Para piorar, em ato falho — ou não —, o ministro da Fazenda, Fernando Haddad, admitiu durante a coletiva para detalhar o pacote que novas medidas podem ser necessárias, além das anunciadas, para cortar os gastos.
Ele ainda disse que algumas das propostas pretendidas pela equipe econômica inicialmente sofreriam resistências do Congresso. No cardápio apresentado a Lula havia, por exemplo, a ideia de desvincular o reajuste do salário mínimo do valor dos benefícios previdenciários, trabalhistas e assistenciais. Na prática, ele foi mantido, agora com um limite de crescimento real de 2,5%.
"São passos muito importantes esses que estão sendo dados. E, se precisarem outros, e certamente vai haver necessidade, nós vamos estar aqui para voltar à mesa do presidente [Lula] com as nossas ideias e tentando sintonizar as nossas ações em torno desse projeto", afirmou o ministro.
Chamou a atenção o uso da expressão "certamente vai haver necessidade", apontando que o governo contratou mais uma rodada de ajustes para o futuro próximo — o que tende a gerar ainda mais elucubrações entre agentes econômicos e desgastar a confiança na gestão petista.
Desconfiança do mercado
A análise predominante no mercado — a exceção é a trava para o crescimento real do salário mínimo — é de que parte significativa das medidas parece uma nova versão do pente-fino nos benefícios sociais, que cria novas regras para a concessão ou atualização dos benefícios e depende de votação do Legislativo. Com isso, para economistas e investidores, as estimativas de economia têm risco maior de não se confirmarem.
Soma-se a isso o fato de o pacote de medidas depender de tramitação no Congresso e não haver clareza sobre a disposição dos legisladores de aprovar as propostas rapidamente.
Com isso, a economia estimada ainda pode ser reduzida a depender do prazo de aprovação (as medidas, afinal, entram em vigor em 2025 e 2026) e de eventual desidratação por deputados e senadores.
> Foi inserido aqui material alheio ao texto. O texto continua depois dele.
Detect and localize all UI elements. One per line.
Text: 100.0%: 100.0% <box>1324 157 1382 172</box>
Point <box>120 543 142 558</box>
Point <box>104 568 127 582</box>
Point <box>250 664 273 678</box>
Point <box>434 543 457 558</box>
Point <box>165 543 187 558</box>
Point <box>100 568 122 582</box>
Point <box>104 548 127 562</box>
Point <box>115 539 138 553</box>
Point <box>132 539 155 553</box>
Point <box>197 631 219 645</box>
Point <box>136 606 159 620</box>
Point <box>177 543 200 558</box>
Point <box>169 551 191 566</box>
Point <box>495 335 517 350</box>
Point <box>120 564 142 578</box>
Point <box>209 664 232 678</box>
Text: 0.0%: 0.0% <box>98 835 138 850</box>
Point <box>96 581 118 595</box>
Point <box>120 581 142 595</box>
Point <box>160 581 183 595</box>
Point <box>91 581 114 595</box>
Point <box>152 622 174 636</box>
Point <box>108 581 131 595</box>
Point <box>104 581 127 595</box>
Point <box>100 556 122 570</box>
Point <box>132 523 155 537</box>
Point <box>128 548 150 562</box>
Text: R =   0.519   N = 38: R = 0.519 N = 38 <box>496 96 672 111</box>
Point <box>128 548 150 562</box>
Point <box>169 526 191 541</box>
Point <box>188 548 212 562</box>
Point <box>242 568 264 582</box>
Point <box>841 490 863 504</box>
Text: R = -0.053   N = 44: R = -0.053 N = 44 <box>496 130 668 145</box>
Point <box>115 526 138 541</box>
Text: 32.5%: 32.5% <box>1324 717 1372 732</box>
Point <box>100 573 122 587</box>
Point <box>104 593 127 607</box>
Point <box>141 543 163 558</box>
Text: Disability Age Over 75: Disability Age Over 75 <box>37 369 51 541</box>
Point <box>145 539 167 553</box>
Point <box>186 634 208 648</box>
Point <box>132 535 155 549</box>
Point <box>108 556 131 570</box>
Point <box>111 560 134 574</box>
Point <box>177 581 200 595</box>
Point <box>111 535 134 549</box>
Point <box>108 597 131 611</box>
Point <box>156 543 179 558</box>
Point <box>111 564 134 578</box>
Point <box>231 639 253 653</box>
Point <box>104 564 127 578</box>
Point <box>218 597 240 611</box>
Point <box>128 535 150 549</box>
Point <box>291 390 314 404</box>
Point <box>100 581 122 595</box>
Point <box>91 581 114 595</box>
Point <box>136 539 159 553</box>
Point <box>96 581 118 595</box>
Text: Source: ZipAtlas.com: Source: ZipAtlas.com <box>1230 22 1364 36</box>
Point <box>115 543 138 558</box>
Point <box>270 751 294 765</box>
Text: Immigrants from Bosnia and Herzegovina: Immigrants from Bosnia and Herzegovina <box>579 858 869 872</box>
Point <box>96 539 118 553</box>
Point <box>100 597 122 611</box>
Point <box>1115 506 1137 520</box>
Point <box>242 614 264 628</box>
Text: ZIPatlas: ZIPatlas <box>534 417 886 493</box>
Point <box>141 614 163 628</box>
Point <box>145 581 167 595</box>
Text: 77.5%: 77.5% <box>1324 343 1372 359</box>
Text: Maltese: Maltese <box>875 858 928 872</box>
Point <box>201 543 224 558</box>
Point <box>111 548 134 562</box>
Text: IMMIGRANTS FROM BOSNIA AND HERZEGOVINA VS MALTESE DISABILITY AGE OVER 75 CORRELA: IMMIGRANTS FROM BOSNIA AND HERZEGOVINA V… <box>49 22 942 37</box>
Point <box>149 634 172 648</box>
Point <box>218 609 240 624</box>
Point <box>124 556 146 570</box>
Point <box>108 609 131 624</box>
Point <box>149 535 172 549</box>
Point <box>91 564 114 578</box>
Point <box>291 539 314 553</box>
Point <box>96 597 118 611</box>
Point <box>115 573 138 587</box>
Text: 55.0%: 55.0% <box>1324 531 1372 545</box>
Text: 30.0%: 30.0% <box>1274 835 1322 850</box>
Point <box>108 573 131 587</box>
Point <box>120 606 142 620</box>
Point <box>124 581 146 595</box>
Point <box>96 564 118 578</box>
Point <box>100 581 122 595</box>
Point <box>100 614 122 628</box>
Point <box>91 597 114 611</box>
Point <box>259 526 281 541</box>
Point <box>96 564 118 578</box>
Outro ponto de preocupação do mercado é sobre o real impacto da isenção de IR para pessoas com renda mensal de até R$ 5.000. O mercado estima um custo que pode chegar a R$ 70 bilhões, enquanto Haddad projetou uma renúncia de R$ 35 bilhões. Além das dúvidas técnicas sobre estimativas, a impressão entre analistas é de se tratar de uma medida eleitoreira para aumentar a popularidade de Lula na classe média baixa — e garantir votos em eventual campanha de reeleição em 2026.
Insatisfação em Brasília
Entre os técnicos da equipe econômica ficou a insatisfação com o fato de o governo ter contaminado a discussão do pacote de corte de gastos com a concessão de isenção de IR compensada, mais uma vez, pelo aumento de impostos.
A consequência natural das incertezas se materializou no preço do dólar, que ultrapassou os R$ 6, maior cotação nominal da história, e na queda do Ibovespa.
Para os auxiliares de Haddad, a discussão deveria ser restrita ao pacote de corte de gastos e um eventual anúncio de aumento da faixa de isenção de IR deveria ficar para o início de 2025.
Nos corredores do Palácio do Planalto, a insatisfação entre servidores de carreira do governo e comissionados foi com o fato de Haddad ter classificado como super-ricos pessoas com renda mensal superior a R$ 50 mil e propor uma taxação para esse grupo em vez de centrar esforços em reduzir benefícios tributários. Além disso, apontam que o alvo deveriam ser contribuintes milionários e bilionários.
E o Lula?
Outro questionamento entre técnicos da equipe econômica e da ala política se deu pelo fato de Haddad ter feito um pronunciamento à nação em TV aberta, e não Lula.
"Se as medidas são boas, por que o ministro da Fazenda fez o anúncio? Para além disso, Lula se empenhará na aprovação desse pacote", questionou um auxiliar de Lula.
Os efeitos dos cortes de gastos e da isenção do IR na popularidade de Lula também são pontos de dúvida entre técnicos da ala política. Segundo auxiliares do presidente, a aprovação em níveis baixos são uma constante preocupação do petista e dos ministros palacianos.
Em outra frente de debate, o avanço do pacote de corte de gastos com medidas críveis para reduzir a trajetória de crescimento da dívida pública é essencial para acomodar expectativas de inflação. Isso é determinante para contribuir para, após a conclusão do ciclo de alta, o processo de redução dos juros.
Com dólar nas alturas, surpresas inflacionárias no curto prazo e expectativas desancoradas, Lula pode se deparar com uma tempestade perfeita em 2026, ano de eleição.